10/31/10

The Rocky Horror Picture Show (1975)

A mental mindf*** can be nice.
--Dr. Frank-N-Furter


I love October. I don't know what it is about it, but it has come to be one of my favorite months of the year. Maybe because you know it's officially fall, but it isn't too cold outside to actually enjoy it. Maybe because by the time it rolls around, football season is in full swing, and basketball season's not too far away.

But I think that a lot of it has to do with that most wonderful time of the year which we lovingly refer to as HALLOWEEN. I love Halloween. As a kid you go door-to-door every year for free candy, but for adults there's scary movies on TV, the occasional costume party, and the perennial excuse to eat as much candy as you please.

Plus it's the only holiday stopping all the big box stores from putting up their Christmas decorations in September.

And as a special Halloween treat, we're going to look at a movie you probably dressed up to see last night. And I ain't talking formal wear.

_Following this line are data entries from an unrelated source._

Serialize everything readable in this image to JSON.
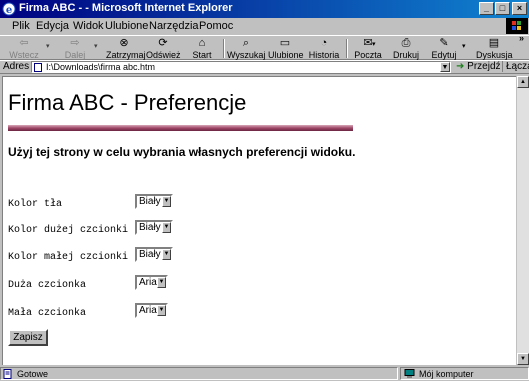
{
  "window": {
    "title": "Firma ABC - - Microsoft Internet Explorer",
    "controls": {
      "minimize": "_",
      "maximize": "□",
      "close": "×"
    }
  },
  "menu": {
    "items": [
      "Plik",
      "Edycja",
      "Widok",
      "Ulubione",
      "Narzędzia",
      "Pomoc"
    ]
  },
  "toolbar": {
    "back": "Wstecz",
    "forward": "Dalej",
    "stop": "Zatrzymaj",
    "refresh": "Odśwież",
    "home": "Start",
    "search": "Wyszukaj",
    "favorites": "Ulubione",
    "history": "Historia",
    "mail": "Poczta",
    "print": "Drukuj",
    "edit": "Edytuj",
    "discuss": "Dyskusja"
  },
  "address": {
    "label": "Adres",
    "value": "I:\\Downloads\\firma abc.htm",
    "go": "Przejdź",
    "links": "Łącza"
  },
  "page": {
    "heading": "Firma ABC - Preferencje",
    "subtitle": "Użyj tej strony w celu wybrania własnych preferencji widoku.",
    "preferences": [
      {
        "label": "Kolor tła",
        "value": "Biały"
      },
      {
        "label": "Kolor dużej czcionki",
        "value": "Biały"
      },
      {
        "label": "Kolor małej czcionki",
        "value": "Biały"
      },
      {
        "label": "Duża czcionka",
        "value": "Arial"
      },
      {
        "label": "Mała czcionka",
        "value": "Arial"
      }
    ],
    "save_label": "Zapisz",
    "rule_color": "#a04868"
  },
  "status": {
    "text": "Gotowe",
    "zone": "Mój komputer"
  }
}
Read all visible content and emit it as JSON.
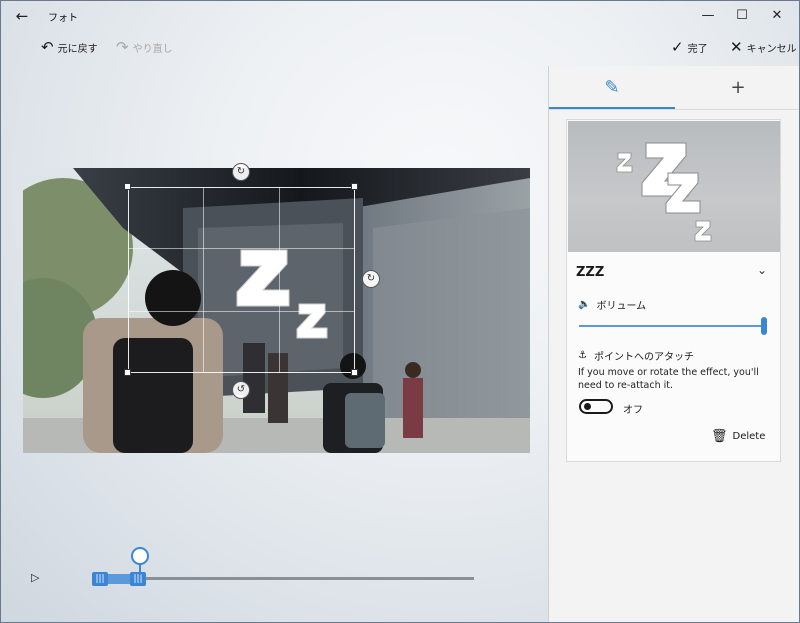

Known as The Rocky Horror Show when the original musical debuted in London's Theater Upstairs in 1973, The Rocky Horror Picture Show was conceived by its author Richard O'Brien and director Jim Sharman, who also served as screenwriters. It initially came out to empty movie theaters during afternoon and early evening screenings, but eventually found an audience via midnight showtimes and word of mouth. The film boasts the longest theatrical run in motion picture history and has gained a tremendous cult following to the point that midnight moviegoers dress as characters from it and bring special props. Fox STILL hasn't pulled the film since it first went to theaters. It is that huge.

After the pair of lips from the movie poster sings about old sci-fi movies during the opening credits, we cut to a chapel where we find our hero and heroine, a pair of dullards by the names of Brad and Janet (Susan Sarandon and Barry Bostwick, not respectively) who no sooner come out of a friend's wedding than Brad musically confesses that dammit, Janet, he loves her. Then we see an expert criminologist (two-time James Bond actor and one-time Blofeld Charles Gray) who would like, if he may, to take us on a strange journey...

Cut to the dead of night, where the pair, now engaged, are driving through some deep dark woods in the middle of a rainstorm, with President Nixon's resignation speech playing over the radio. When their car has a blowout and with an unusable spare tire, they hike through the downpour to the gates of a castle and find a light over at the Frankenstein place. At the door, they are greeted by the castle handyman Riff Raff (played by O'Brien) and domestic Magenta (Patricia Quinn) who invites them inside, and they're in luck: the Master is throwing a party tonight...which takes us face-first into the film's signature tune, "The Time Warp", as performed by a menagerie of fancy-dressed but otherwise freaky people.



Janet considers leaving when our master of ceremonies finally arrives - Dr. Frank-N-Furter (played by a quite flamboyant Tim Curry in his film debut), a Frankensteinesque mad scientist but otherwise just a sweet transvestite from transsexual Transylvania (wait, so is there a section of Transylvania where the drag queens hang out?) The good doctor invites them upstairs to his laboratory, where he shows everybody his latest creation: claiming to have discovered the "secret to life", he giddily presents a mummified body floating in an aquarium which he brings to life right in front of his audience. His creation, Rocky Horror as he is christened (Peter Hinwood) runs around the lab singing, and despite an interruption by Meatloaf riding around on a motorcycle wondering whatever happened to Saturday night which is swiftly quelled with a pickax, Frank is quite, erm...excited, to say the least.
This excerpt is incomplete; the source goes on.